Lake Powell derives from the Colorado River, but was created by intentionally flooding the Glen Canyon. By adjusting the outflow of the Glen Canyon Dam, water was allowed to flood the canyon and basins, filling the reservoir that then became Lake Powell. Several lakes in the area were created in a similar way, by directing the flow of the Colorado River.

Construction began with the first demolition blast in 1956, which started the process of clearing tunnels to divert the flow of the river. By 1959 water began to flow through these tunnels, and work on the dams began. Over the next four years, concrete was poured and dams were constructed in order to complete the basin which would become the lake reservoir. Construction finally ended in September of 1963. It then took 16 years for the lake to fully fill, reaching its optimal level of 1,100 meters in 1980.

Purpose And Recreation

Lake Powell
Rainbow Bridge Cruise at Lake Powell.

Lake Powell is used as a water storage basin, for the upper states of the Colorado River Compact - namely New Mexico, Colorado, Utah and Wyoming. The lake has also become a popular tourist destination, and receives some two million visitors annually. It is known for its impressive scenery, distinct landmarks, and variety of outdoor activities. Water activities have historically been especially popular on the lake, and rafting tours and trips were common, especially in Horseshoe Bend. Additionally Lake Powell has an abundance of houseboats, which can be rented out for short and long term stays. Lake Powell Marina caters to the many water-sport enthusiasts that travel to Lake Powell every year, however the lake has experienced some setbacks to some of these recreational activities in recent years.

Threats To The Lake

Lake Powell
Dried up lake bed of Lake Powell. Climate change is driving the changes in the water level of the reservoir.

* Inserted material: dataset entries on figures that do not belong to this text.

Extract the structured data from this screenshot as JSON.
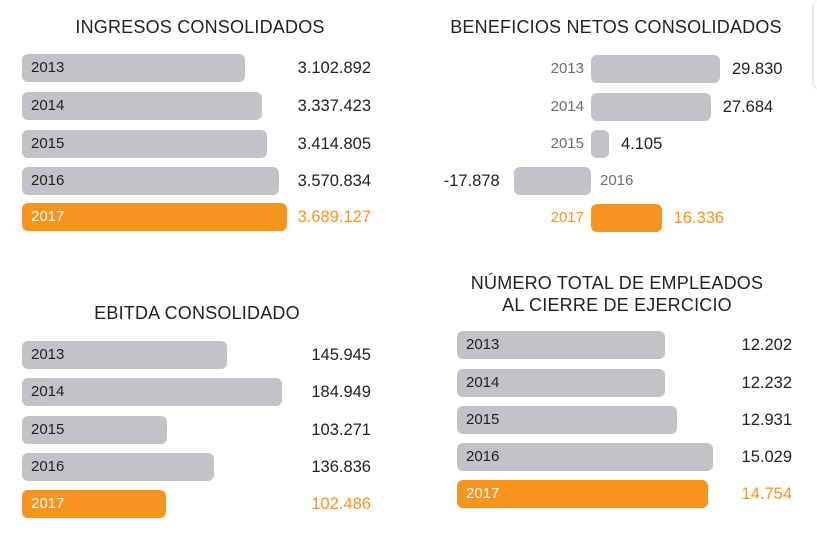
{
  "colors": {
    "bar": "#c2c3c6",
    "highlight": "#f7941d",
    "text": "#231f20"
  },
  "chart_data": [
    {
      "type": "bar",
      "orientation": "horizontal",
      "title": "INGRESOS CONSOLIDADOS",
      "categories": [
        "2013",
        "2014",
        "2015",
        "2016",
        "2017"
      ],
      "values": [
        3102892,
        3337423,
        3414805,
        3570834,
        3689127
      ],
      "labels": [
        "3.102.892",
        "3.337.423",
        "3.414.805",
        "3.570.834",
        "3.689.127"
      ],
      "highlight": "2017"
    },
    {
      "type": "bar",
      "orientation": "horizontal",
      "title": "BENEFICIOS NETOS CONSOLIDADOS",
      "categories": [
        "2013",
        "2014",
        "2015",
        "2016",
        "2017"
      ],
      "values": [
        29830,
        27684,
        4105,
        -17878,
        16336
      ],
      "labels": [
        "29.830",
        "27.684",
        "4.105",
        "-17.878",
        "16.336"
      ],
      "highlight": "2017"
    },
    {
      "type": "bar",
      "orientation": "horizontal",
      "title": "EBITDA CONSOLIDADO",
      "categories": [
        "2013",
        "2014",
        "2015",
        "2016",
        "2017"
      ],
      "values": [
        145945,
        184949,
        103271,
        136836,
        102486
      ],
      "labels": [
        "145.945",
        "184.949",
        "103.271",
        "136.836",
        "102.486"
      ],
      "highlight": "2017"
    },
    {
      "type": "bar",
      "orientation": "horizontal",
      "title": "NÚMERO TOTAL DE EMPLEADOS",
      "title2": "AL CIERRE DE EJERCICIO",
      "categories": [
        "2013",
        "2014",
        "2015",
        "2016",
        "2017"
      ],
      "values": [
        12202,
        12232,
        12931,
        15029,
        14754
      ],
      "labels": [
        "12.202",
        "12.232",
        "12.931",
        "15.029",
        "14.754"
      ],
      "highlight": "2017"
    }
  ]
}
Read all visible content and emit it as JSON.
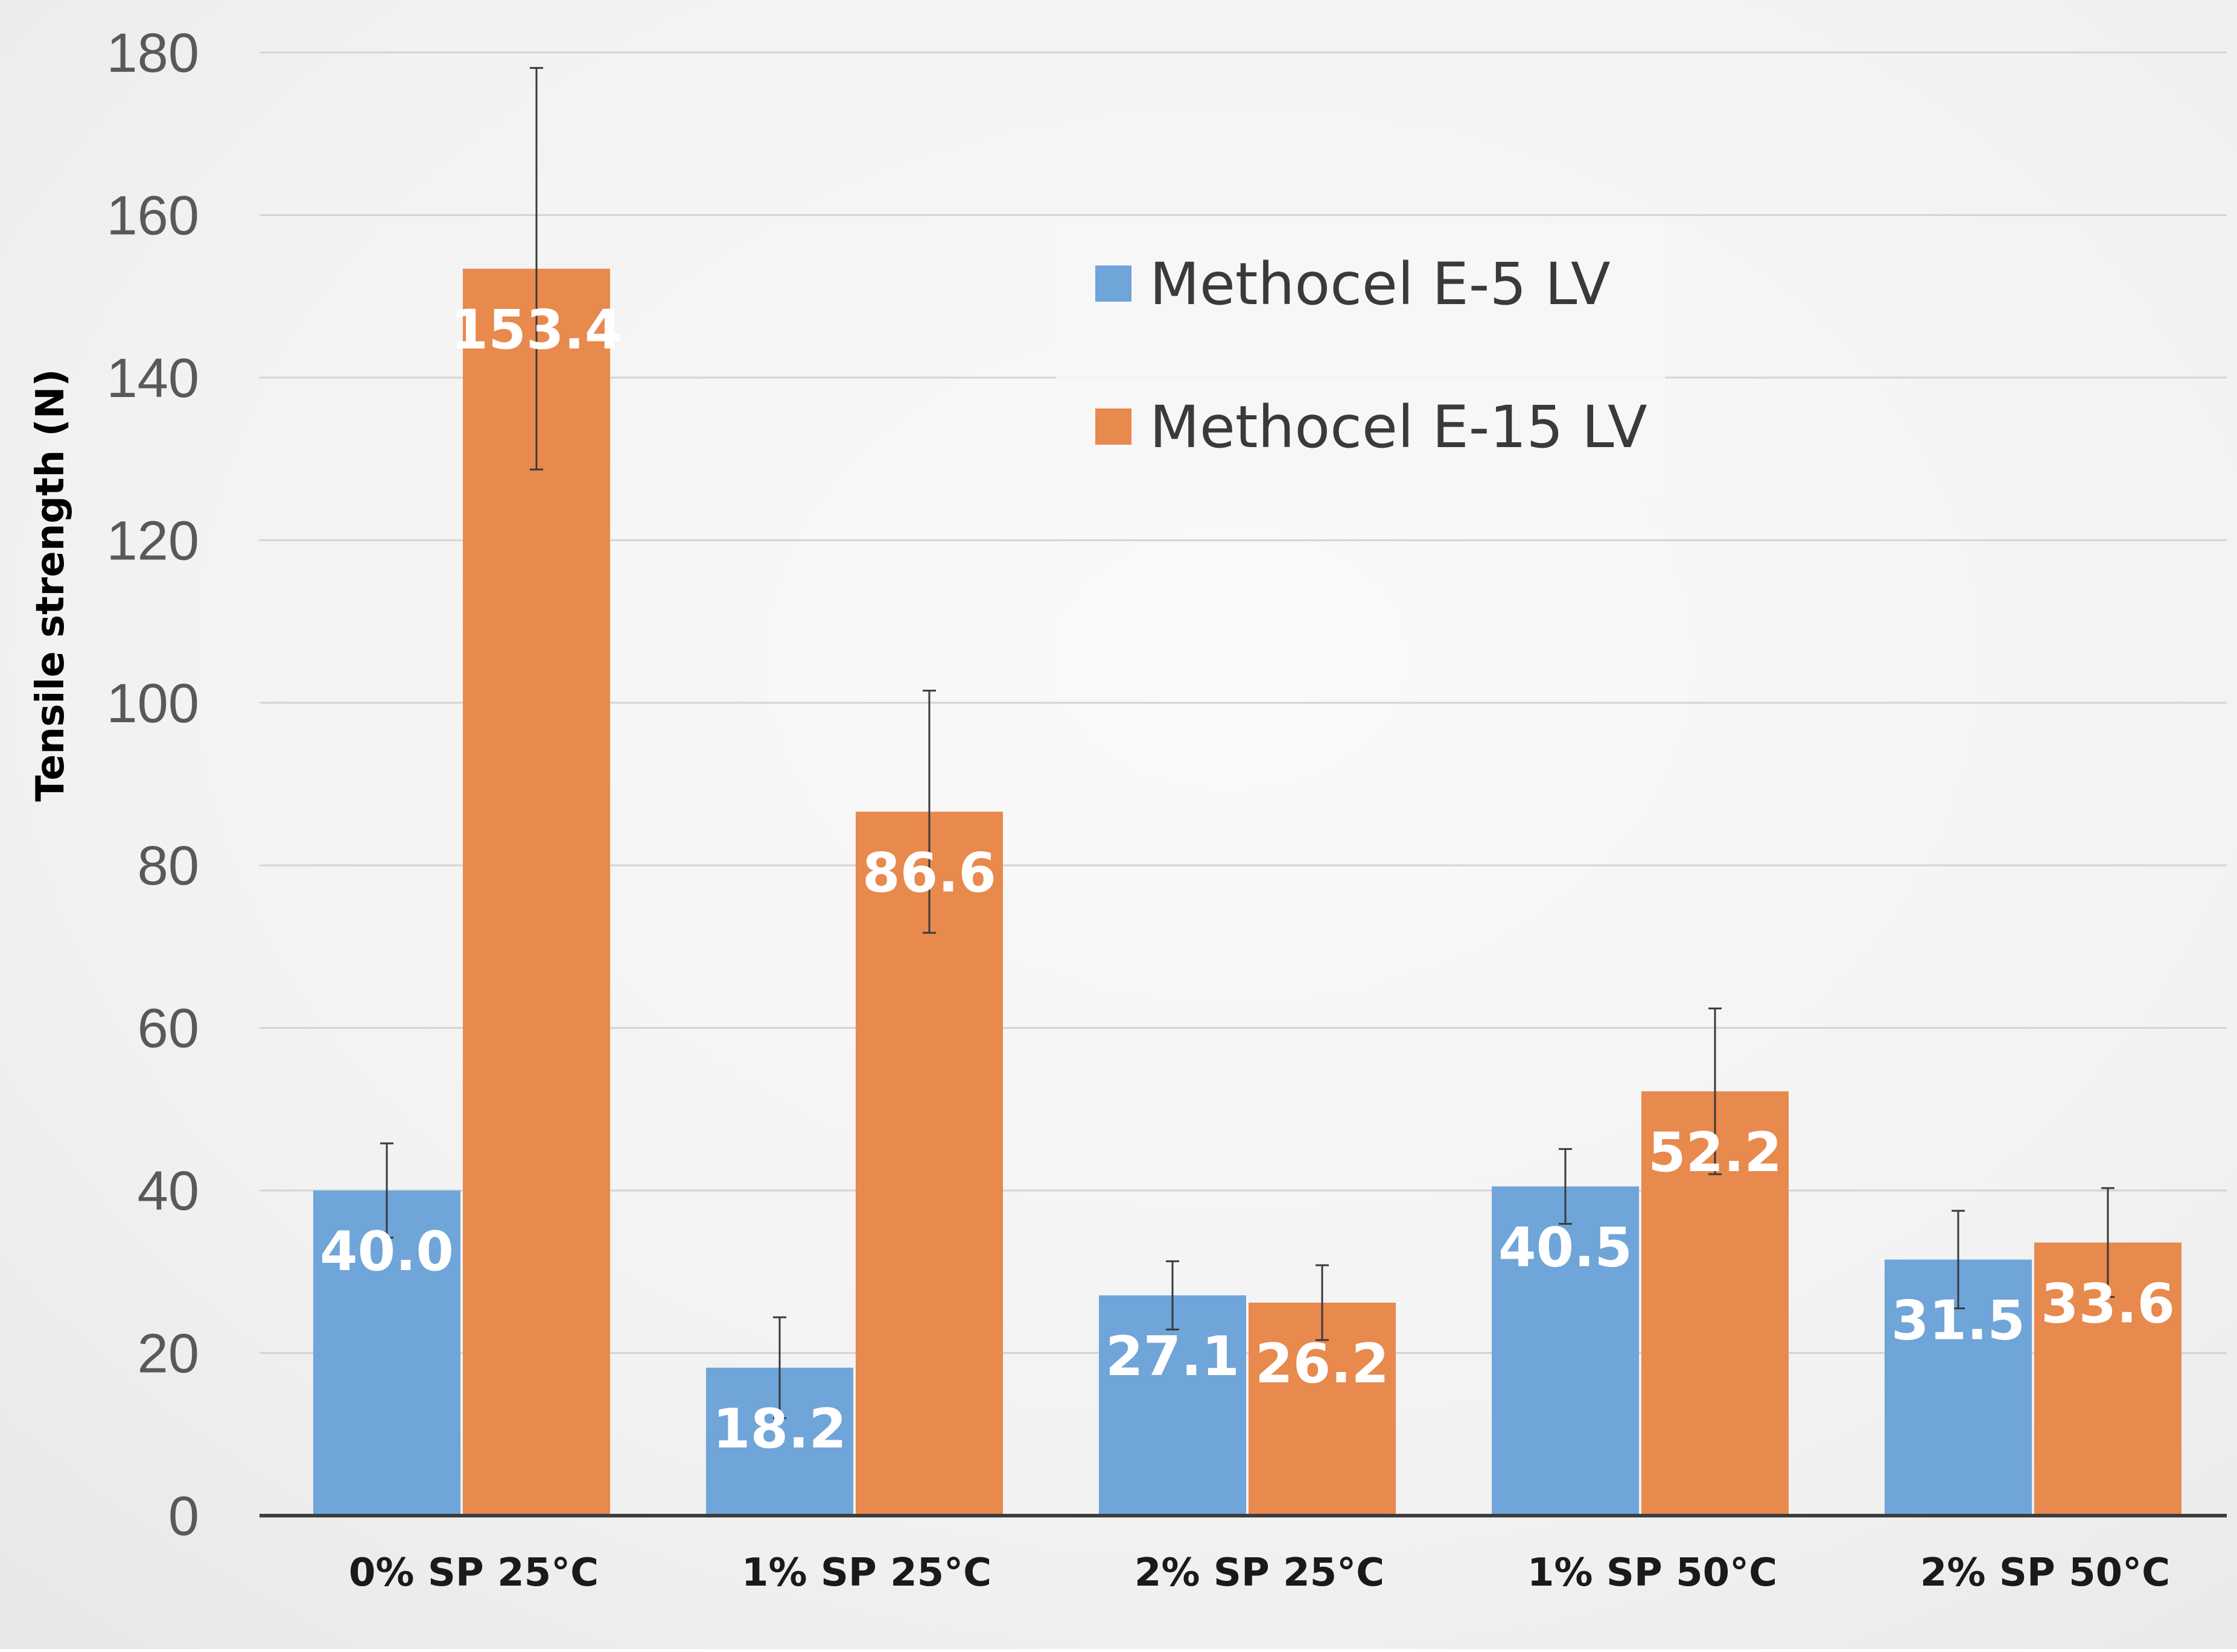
{
  "chart_data": {
    "type": "bar",
    "title": "",
    "xlabel": "",
    "ylabel": "Tensile strength (N)",
    "ylim": [
      0,
      180
    ],
    "yticks": [
      0,
      20,
      40,
      60,
      80,
      100,
      120,
      140,
      160,
      180
    ],
    "grid": true,
    "legend_position": "top-right",
    "categories": [
      "0% SP 25°C",
      "1% SP 25°C",
      "2% SP 25°C",
      "1% SP 50°C",
      "2% SP 50°C"
    ],
    "series": [
      {
        "name": "Methocel E-5 LV",
        "color": "#6fa5d8",
        "values": [
          40.0,
          18.2,
          27.1,
          40.5,
          31.5
        ],
        "labels": [
          "40.0",
          "18.2",
          "27.1",
          "40.5",
          "31.5"
        ],
        "error": [
          5.8,
          6.2,
          4.2,
          4.6,
          6.0
        ]
      },
      {
        "name": "Methocel E-15 LV",
        "color": "#e8894d",
        "values": [
          153.4,
          86.6,
          26.2,
          52.2,
          33.6
        ],
        "labels": [
          "153.4",
          "86.6",
          "26.2",
          "52.2",
          "33.6"
        ],
        "error": [
          24.7,
          14.9,
          4.6,
          10.2,
          6.7
        ]
      }
    ]
  }
}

Unfortunately the environment of Lake Powell is under threat. The water level in the reservoir reached an all-time low in 2021. Researchers expect that the water levels will only continue to decline as the year stretches on. The primary cause of the water decline is climate change, which is causing widespread drought across the United States. 

This not only affects recreational activities on the lake, but also means that the amount of water available for users of any reservoir along the Colorado River Basin will be significantly decreased. Increasing temperatures and a lack of precipitation have led to harsher and more sustained droughts in the area, and throughout the western United States, impacting not only Lake Powell but several other reservoirs and natural lakes in the area.

Lake Powell
A carp fish in Lake Powell.

One of the other threats to the natural ecosystem of Lake Powell is the increase in invasive species. One of the most destructive invasive species which have caused problems in many North American waters are zebra mussels and Quagga mussels. These small, hard-shelled crustaceans may seem harmless, but they can be a menace that completely throw off a food chain or ecosystem’s delicate balance. 

These mussels invade new bodies of water by attaching to the bottoms of boats, and being transported to new areas when that boat enters new waters. Once either of these species enter a new environment, they multiply quickly, and feed off of zooplankton and algae in those waters. This means that other native species that relied on those food sources are threatened, or can even die out as their food sources are depleted. 

The mussels can also be destructive to the surfaces they attach to. They not only pose a threat to boats, but to canyon walls, dams, and reservoir structures. 

Understanding how climate change and human activity impacts these lakes and ecosystems can help prevent further damage to these much-needed resources and environments. Whether they are human-made reservoirs or natural lakes, looking at the bigger picture will allow for the longevity  of Lake Powell and other lakes like it.